The memory 610 may be any non-transitory computer-readable storage media that may store executable procedures, applications, and data. The computer-readable storage media does not pertain to propagated signals, such as modulated data signals transmitted through a carrier wave. It may be any type of non-transitory memory device (e.g., random access memory, read-only memory, etc.), magnetic storage, volatile storage, non-volatile storage, optical storage, DVD, CD, floppy disk drive, etc. that does not pertain to propagated signals, such as modulated data signals transmitted through a carrier wave. The memory 610 may also include one or more external storage devices or remotely located storage devices that do not pertain to propagated signals, such as modulated data signals transmitted through a carrier wave.


The memory 610 may contain instructions, components, and data.
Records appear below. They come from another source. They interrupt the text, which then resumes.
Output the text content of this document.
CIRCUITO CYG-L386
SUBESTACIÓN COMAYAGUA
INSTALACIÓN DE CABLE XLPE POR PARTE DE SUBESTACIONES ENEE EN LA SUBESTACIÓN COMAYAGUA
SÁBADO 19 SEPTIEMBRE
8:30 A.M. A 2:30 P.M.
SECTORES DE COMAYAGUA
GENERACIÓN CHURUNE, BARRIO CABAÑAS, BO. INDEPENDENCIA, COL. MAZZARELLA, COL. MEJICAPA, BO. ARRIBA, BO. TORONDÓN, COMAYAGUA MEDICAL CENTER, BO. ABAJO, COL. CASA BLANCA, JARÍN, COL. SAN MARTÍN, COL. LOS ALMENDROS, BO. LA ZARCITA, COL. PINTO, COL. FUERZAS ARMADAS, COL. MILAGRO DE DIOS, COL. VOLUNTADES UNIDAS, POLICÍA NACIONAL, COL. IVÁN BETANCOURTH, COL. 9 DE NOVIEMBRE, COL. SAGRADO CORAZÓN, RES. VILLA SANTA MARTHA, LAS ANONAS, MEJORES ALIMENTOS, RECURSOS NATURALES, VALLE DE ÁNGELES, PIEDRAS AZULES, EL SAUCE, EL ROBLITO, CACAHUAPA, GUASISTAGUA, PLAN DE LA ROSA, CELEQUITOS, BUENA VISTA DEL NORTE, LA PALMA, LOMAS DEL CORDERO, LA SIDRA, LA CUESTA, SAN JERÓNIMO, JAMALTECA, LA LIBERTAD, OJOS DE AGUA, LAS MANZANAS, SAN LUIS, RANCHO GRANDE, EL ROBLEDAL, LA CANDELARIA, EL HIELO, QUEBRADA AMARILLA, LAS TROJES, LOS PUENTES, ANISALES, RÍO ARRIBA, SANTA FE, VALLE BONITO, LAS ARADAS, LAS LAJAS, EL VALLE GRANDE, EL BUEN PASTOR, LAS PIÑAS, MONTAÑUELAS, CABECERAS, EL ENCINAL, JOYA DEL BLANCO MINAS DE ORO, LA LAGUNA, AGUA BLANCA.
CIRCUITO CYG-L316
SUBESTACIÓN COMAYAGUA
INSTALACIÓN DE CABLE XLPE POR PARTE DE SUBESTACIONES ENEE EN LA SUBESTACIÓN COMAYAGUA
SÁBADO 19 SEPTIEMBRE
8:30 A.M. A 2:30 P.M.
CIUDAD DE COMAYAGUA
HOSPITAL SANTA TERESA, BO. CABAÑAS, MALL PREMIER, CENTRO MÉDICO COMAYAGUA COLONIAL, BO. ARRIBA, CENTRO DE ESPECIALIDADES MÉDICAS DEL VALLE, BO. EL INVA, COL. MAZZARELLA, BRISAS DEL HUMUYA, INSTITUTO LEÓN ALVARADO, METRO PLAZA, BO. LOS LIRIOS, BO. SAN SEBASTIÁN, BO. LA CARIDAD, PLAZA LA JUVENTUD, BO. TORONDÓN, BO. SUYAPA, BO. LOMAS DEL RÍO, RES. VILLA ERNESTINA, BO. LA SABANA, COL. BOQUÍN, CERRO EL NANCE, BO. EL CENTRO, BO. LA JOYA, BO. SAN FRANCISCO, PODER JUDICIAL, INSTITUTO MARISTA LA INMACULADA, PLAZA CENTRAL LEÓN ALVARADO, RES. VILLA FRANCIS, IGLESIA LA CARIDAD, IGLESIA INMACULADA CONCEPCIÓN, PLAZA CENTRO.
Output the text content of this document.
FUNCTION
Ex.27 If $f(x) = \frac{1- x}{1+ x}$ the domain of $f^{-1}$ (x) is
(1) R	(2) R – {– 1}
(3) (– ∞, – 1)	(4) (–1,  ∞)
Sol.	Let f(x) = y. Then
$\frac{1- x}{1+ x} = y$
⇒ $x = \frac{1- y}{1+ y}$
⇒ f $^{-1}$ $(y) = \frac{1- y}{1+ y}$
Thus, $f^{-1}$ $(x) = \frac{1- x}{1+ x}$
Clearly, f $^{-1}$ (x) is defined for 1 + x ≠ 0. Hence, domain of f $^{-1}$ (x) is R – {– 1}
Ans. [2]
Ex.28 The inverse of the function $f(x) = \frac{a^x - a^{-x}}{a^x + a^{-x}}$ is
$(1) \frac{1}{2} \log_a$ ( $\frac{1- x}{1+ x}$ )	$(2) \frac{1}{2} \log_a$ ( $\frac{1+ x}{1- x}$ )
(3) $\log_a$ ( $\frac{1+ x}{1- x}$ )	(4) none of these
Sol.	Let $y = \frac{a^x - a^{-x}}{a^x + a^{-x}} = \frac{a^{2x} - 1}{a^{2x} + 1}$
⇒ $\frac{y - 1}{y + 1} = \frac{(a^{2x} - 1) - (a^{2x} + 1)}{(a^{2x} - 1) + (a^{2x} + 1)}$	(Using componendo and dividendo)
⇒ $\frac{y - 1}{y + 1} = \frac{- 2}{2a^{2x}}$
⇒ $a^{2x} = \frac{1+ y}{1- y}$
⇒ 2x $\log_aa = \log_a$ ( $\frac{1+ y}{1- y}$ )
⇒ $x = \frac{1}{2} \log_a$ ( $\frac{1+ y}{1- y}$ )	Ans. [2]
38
A component is a software program that performs a specific function and is otherwise known as a module, program, engine, and/or application. The memory 610 may include an operating system 614, a detection engine 616, a tracking engine 618, training data 620, trained parameters 622, one or more images 624 (e.g. a time-series of images and/or a portion thereof), and other applications and data 630. Depending on the embodiment, some such elements may be wholly or partially omitted. For example, an embodiment intended for inference and which has trained parameters 622 might omit training data 620. As another example, memory 610 may include no images 624 prior to starting inference (e.g. via method 200 and/or method 300) and may receive images (one-by-one, in batches, and/or as a complete time-series) via an input device 612 and/or from a storage device 608.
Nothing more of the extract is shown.